Juniper QFX10000 HMC Failures
I’ve spent the past several years managing a fleet of several hundred Juniper QFX10000 switches. These have primarily been the QFX10002 fixed switches, but there’s been a few chassis switches in there too. As more and more of these were deployed, I started to notice an increasing number of hardware failures, specifically with the HMC. (HMC stands for “hybrid memory cubes”, which is the memory used by the forwarding plane.)
Detecting HMC failures
HMC failures will generate a “red” chassis alarm. Many experienced organizations are already monitoring for these alarms. If you’re interested in specifically detecting HMC failures, I’ve found it’s easiest to simply monitor syslog for “HMC”, and use this to generate any alerts that you need.
HMC Versions
- HMC 2.0 is indicated by FW_Set: 0x0090
- HMC 2.1 is indicated by FW_Set: 0x009a
- HMC 2.2A is indicated by FW_Set: 0x009b
- HMC 2.2 is indicated by FW_Set: 0x009c
- HMC 2.3 is indicated by FW_Set: 0x0100
How to determine your HMC version
You’ll need to access a PFE shell. If you have a chassis, you’ll also need to specify a FPC.
Here’s an example from my QFX10002-36Q:
user@qfx10002-36q> start shell pfe network fpc0
Switching platform (2499 Mhz Pentium processor, 3071MB memory, 0KB flash)

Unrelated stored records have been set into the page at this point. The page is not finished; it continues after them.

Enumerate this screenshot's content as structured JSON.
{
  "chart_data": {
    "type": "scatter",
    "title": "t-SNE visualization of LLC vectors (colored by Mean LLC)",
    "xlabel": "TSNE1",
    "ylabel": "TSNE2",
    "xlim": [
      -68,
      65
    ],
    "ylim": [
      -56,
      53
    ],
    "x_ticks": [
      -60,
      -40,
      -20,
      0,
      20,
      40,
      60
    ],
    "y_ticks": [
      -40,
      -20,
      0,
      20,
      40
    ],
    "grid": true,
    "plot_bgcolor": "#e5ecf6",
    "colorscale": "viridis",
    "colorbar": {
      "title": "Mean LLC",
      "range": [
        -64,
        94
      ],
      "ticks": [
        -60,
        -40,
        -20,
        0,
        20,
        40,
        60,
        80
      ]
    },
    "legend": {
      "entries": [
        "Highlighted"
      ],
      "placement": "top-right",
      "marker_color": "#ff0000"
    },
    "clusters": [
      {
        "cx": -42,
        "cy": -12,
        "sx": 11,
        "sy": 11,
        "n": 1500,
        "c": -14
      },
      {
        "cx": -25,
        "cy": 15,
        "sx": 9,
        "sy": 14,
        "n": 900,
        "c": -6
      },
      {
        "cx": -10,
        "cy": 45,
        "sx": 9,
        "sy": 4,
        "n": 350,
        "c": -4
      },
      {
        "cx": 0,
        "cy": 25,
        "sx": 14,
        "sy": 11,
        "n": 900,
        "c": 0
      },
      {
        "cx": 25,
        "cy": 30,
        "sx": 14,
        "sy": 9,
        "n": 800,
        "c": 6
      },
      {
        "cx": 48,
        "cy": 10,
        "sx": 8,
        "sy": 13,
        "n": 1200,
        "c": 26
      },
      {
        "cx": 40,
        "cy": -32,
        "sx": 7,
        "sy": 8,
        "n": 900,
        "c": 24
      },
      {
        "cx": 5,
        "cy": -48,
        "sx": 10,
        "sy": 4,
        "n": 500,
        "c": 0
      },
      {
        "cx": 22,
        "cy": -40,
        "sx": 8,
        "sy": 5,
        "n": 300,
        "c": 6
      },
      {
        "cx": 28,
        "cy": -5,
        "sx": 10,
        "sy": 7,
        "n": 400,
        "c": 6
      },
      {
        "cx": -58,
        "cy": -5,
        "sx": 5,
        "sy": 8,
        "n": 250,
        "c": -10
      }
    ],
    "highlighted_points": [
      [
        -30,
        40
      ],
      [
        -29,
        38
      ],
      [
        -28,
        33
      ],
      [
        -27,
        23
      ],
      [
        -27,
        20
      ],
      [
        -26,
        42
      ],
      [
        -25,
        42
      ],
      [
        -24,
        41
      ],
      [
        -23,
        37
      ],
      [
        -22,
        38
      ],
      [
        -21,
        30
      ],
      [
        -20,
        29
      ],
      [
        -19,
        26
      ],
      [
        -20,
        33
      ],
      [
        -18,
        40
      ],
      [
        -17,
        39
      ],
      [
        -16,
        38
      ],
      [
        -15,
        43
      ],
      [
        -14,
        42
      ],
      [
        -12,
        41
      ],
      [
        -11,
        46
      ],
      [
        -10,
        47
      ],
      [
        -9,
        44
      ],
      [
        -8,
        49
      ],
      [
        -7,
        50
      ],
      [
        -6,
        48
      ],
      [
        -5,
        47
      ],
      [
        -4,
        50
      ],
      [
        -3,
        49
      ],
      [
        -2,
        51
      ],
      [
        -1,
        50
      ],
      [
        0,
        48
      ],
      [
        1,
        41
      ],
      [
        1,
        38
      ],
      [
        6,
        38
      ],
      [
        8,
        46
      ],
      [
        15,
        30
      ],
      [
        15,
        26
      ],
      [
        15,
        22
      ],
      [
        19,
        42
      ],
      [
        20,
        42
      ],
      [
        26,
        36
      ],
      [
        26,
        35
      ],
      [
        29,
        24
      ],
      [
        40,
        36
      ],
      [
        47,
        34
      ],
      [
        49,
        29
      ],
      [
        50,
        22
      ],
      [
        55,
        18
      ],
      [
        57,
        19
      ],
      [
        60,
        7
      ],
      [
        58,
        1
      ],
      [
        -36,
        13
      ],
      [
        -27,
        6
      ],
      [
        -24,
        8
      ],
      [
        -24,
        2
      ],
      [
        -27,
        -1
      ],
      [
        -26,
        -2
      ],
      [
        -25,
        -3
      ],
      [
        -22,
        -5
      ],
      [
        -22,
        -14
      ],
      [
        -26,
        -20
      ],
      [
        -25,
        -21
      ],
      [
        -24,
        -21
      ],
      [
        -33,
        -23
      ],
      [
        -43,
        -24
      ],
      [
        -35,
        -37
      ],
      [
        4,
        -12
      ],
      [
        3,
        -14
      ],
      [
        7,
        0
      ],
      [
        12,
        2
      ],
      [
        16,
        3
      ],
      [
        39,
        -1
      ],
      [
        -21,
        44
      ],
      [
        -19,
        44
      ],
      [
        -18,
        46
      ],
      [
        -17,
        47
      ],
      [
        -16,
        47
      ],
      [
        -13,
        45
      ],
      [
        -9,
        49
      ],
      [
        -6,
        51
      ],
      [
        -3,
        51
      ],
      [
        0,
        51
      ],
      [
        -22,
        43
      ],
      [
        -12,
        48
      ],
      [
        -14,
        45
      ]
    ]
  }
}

FPC0(qfx10002-36q vty)# show hmc asic
chip ID chip name FW_Set Product_Rev chip num
6 HMC06-06-10 0x0100 0x0025 00
7 HMC07-06-11 0x0100 0x0025 01
8 HMC08-06-12 0x0100 0x0025 02
9 HMC09-07-10 0x0100 0x0025 03
10 HMC0a-07-11 0x0100 0x0025 04
11 HMC0b-07-12 0x0100 0x0025 05
12 HMC0c-08-10 0x0100 0x0025 06
13 HMC0d-08-11 0x0100 0x0025 07
14 HMC0e-08-12 0x0100 0x0025 08
FPC0(qfx10002-36q vty)# exit
{master:0}
user@qfx10002-36q>
If you look at the FW_Set column, you’ll see that all show 0x0100, so I have HMC 2.3.
Failure Rates
The following failure rates were shared by Juniper in mid-2024. It’s disappointing [but unsurprising] that they don’t publish this in their own KB.
- HMC 2.0 has a failure rate of 8%
- HMC 2.1 has a failure rate of 4%
- HMC 2.2A has a failure rate of 4%
- HMC 2.2 has a failure rate of 1%
- HMC 2.3 has a failure rate of 1%
While Juniper didn’t go into much detail, my personal suspicion is that newer HMC versions may see their failure rates increase as they’re deployed for longer periods of time.
(With failure rates this high, it’s easy to see why Juniper is looking to EOL all hardware that uses HMC.)
Recovering from HMC failures
Upon detecting a HMC failure, I generally reboot the switch as quickly as possible. Commonly, this is within an hour of the HMC alarm. When rebooting this quickly, all such failures appear to have recovered after the reboot.
There was a single instance where business reasons prevented an urgent reboot of the switch. From the time of the initial HMC alert until I rebooted the switch, I had to wait approximately 3 days. The reboot worked as I had come to expect, and the switch recovered after the reboot. However, just a few days later, the HMC failure returned; having back to back failures like this was new, and I haven’t seen it since. Upon rebooting this switch for the second HMC failure, the FPC wouldn’t come online, and I couldn’t recover it. The end result was a full hardware replacement.
It’s difficult to say if waiting several days had anything to do with the permanent hardware failure, but my personal suspicion is that it’s related.